A former student returns to talk about_______.

As I’m packing up my bag to go home for the day, a former student is suddenly framed in my classroom door.

“Mr. Armstrong!”

We smile, hug, sit down, and a few minutes into the visit the former student clears their throat and says, “Can I ask you something?”

“Sure.”

“Do you think about ______.”

“All the time.”

The former student smiles, “I’m glad you said that. I thought maybe I was weird or something, you know. Because I think about______all the time. Eating lunch. Lying in bed. Laughing about something______would laugh about.”

It was quite for a few minutes.

From the looks of things, we were both trying not to cry.

“Mr. Armstrong, is it weird I still think about ______?”

I reassure the student it was not weird. In fact, I ensured them it’s completely normal to think about the dead. Unfortunately, it’s also one of the bummers of being alive. But the living have an earthly responsibility to remember the dead. The remembering reminds us of the brevity of life and instructs us on how to be a better person.

I shift my weight in my chair and tell the former student that it was difficult for me to come back to the classroom this year.  17 years of teaching and I was unsure of myself. It wasn’t the material that unnerved me, it was trying to connect to students again. I believe it was and still is my social and emotional responsibilities of being a public school teacher. To show young people human connection was the heart of education. Which meant– I had work to do.

I explained I do some things differently now.

“Because of ______?”

“Yes.”

“How so?”

“This year, I’ve made a conscious decision to connect with all my students. Not just the talkative ones. But the quiet ones. Like______. I made it a daily habit to greet all my students at the classroom door. Say hello, call them by name, and ask them how their day is going. It’s a nice moment between teacher and student.”

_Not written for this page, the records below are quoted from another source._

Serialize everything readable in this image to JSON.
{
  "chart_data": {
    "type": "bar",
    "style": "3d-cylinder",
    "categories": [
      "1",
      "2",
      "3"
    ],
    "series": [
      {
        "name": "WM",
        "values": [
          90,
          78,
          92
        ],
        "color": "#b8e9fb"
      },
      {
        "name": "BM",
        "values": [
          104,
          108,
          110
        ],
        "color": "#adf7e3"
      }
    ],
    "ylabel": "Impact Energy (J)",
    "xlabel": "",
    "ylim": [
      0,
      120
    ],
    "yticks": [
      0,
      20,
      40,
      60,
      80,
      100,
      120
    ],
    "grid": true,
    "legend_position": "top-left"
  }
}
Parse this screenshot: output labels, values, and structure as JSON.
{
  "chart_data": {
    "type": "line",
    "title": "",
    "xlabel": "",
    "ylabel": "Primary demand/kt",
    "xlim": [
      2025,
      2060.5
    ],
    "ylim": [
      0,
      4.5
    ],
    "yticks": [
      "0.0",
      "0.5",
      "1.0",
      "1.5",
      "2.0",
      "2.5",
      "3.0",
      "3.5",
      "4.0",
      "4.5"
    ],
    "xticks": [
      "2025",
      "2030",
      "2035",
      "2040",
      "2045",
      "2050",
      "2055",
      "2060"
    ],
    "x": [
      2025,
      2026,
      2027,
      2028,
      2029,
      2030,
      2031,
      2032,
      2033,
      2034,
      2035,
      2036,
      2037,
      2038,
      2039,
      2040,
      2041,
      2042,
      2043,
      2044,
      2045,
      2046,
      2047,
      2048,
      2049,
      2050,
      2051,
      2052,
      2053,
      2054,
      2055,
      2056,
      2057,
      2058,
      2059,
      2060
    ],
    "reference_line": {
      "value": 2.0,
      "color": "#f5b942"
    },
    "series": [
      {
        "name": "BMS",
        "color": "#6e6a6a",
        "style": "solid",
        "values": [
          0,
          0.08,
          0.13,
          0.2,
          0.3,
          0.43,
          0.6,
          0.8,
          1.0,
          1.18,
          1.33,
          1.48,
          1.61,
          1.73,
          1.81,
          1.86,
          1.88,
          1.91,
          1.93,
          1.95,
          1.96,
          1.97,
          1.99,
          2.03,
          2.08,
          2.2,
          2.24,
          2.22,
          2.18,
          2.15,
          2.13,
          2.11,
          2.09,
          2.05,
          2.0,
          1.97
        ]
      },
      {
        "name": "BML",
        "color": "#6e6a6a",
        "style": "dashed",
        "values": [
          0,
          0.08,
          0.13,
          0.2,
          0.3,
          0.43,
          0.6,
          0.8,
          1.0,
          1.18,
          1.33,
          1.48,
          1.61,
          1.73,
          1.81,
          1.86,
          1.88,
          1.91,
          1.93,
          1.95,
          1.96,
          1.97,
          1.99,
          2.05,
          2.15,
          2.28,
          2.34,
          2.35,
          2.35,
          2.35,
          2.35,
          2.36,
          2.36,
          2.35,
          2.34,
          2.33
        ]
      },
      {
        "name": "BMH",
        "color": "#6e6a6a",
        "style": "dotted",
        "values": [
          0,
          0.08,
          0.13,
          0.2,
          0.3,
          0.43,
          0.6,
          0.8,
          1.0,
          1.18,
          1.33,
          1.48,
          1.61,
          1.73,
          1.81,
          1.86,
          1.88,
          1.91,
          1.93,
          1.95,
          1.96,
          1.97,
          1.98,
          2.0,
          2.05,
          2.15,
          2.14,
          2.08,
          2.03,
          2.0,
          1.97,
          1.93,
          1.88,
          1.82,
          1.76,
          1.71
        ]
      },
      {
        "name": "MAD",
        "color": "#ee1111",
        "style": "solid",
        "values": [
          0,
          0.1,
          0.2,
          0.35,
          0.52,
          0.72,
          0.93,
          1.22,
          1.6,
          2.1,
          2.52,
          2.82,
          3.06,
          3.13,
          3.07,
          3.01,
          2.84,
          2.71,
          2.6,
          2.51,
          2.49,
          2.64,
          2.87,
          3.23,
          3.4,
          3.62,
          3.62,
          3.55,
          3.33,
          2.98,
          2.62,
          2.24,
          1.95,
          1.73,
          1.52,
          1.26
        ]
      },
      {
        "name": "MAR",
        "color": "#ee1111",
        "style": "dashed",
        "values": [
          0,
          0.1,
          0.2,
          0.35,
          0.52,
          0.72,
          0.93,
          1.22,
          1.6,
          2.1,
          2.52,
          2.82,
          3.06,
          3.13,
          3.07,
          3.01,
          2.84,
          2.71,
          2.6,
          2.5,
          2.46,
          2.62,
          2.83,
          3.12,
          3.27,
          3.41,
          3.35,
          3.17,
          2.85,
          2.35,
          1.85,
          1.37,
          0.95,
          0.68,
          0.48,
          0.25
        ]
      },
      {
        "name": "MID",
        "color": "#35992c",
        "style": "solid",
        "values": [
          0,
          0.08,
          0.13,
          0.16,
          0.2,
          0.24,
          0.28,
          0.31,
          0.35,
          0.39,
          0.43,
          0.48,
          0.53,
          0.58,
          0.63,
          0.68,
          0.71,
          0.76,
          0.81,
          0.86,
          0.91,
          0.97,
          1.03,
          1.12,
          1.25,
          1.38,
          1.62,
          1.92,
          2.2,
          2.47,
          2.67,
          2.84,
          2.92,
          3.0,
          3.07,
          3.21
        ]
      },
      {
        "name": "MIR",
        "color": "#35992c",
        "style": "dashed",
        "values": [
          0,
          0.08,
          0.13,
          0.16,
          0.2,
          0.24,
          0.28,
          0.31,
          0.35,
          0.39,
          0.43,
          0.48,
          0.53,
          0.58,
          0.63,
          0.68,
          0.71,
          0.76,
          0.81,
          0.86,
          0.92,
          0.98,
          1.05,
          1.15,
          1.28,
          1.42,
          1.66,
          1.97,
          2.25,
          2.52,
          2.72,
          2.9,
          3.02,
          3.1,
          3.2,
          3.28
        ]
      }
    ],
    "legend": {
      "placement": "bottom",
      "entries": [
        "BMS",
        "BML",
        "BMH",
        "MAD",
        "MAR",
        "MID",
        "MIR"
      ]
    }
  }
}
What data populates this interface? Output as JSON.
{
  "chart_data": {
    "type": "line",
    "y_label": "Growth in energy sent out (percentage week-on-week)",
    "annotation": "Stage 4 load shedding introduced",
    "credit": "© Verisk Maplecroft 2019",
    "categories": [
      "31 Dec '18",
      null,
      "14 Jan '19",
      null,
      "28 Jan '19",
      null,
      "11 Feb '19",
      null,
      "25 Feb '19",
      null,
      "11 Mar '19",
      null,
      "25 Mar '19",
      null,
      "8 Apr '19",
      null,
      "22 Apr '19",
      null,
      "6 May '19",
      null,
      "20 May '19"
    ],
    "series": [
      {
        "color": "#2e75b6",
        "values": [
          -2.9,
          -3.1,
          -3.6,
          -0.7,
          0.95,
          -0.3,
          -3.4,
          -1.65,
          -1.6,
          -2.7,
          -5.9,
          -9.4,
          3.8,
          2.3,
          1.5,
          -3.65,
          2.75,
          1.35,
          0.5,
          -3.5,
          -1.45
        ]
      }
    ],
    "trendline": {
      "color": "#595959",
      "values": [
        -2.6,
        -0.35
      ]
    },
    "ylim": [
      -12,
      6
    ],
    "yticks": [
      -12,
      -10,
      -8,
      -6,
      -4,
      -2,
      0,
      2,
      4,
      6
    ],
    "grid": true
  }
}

I tell the former student I regret that I never asked ______how the day is going.

For the rest of the visit, we steered the conversation away from _______. We talked about college, writing, about funny things that happened last year and how last year felt like it happened 20 years ago.

We walked out the classroom together, I locked the classroom door and told the former student that if they needed to talk about writing or life or ______ to please reach out to me.

We shook hands, parted ways, and I walked out to my car, cranked the engine, and thought about ______ all the way home.

Such is the internal life of a teacher.

Be well,

Jay

PS– Writer Bill Lyon passed away on Sunday, November 17, 2019. Bill was a sports columnist for the Philadelphia Inquirer. I grew up reading Bill as he wrote with both Philadelphia grit and bleeding-heart honesty. The way he wrote suggested Bill believe sports revealed deeper truths about himself and humanity. There was a bigness to his articles, which I loved. Victory or defeat, the outcome was inconsequential–the game was always about truth. And sports were just sweaty keys to unlocking bigger mysteries.

Some 20 years ago, Bill wrote an article about his wife, Ethel, receiving a cancer diagnosis. I must of read the article a dozen times. I admired his vulnerability. For a man to print his fears without fear of shame or embarrassment was amazing to me.  It was validation. It so bold, so unwavering and one of the finest things I ever read. I cut out the article and tacked it on a cork board in my bedroom where it stayed for years.

Bill Lyon was a major influence on what I’m trying to do. Write honestly about how fear and vulnerability reveal big truths about ourselves and the person we aspire to be.

Thank you, Bill. Rest easy.

Here is an excerpt from an article Bill wrote about life after Ethel (his wife), and why he’ll never, ever give in to Alzheimer’s

My wife is gone now, and I struggle with what I am supposed to do. Everyone grieves in their own way. There is no manual for grief. What you should do, I am told, is to go ahead and mourn. Then celebrate the good times, and we had a lot of those.
So I’m going to resume my crusade against Alzheimer’s in her memory, and remember the mantra we shared: resist, persist and never, ever give in.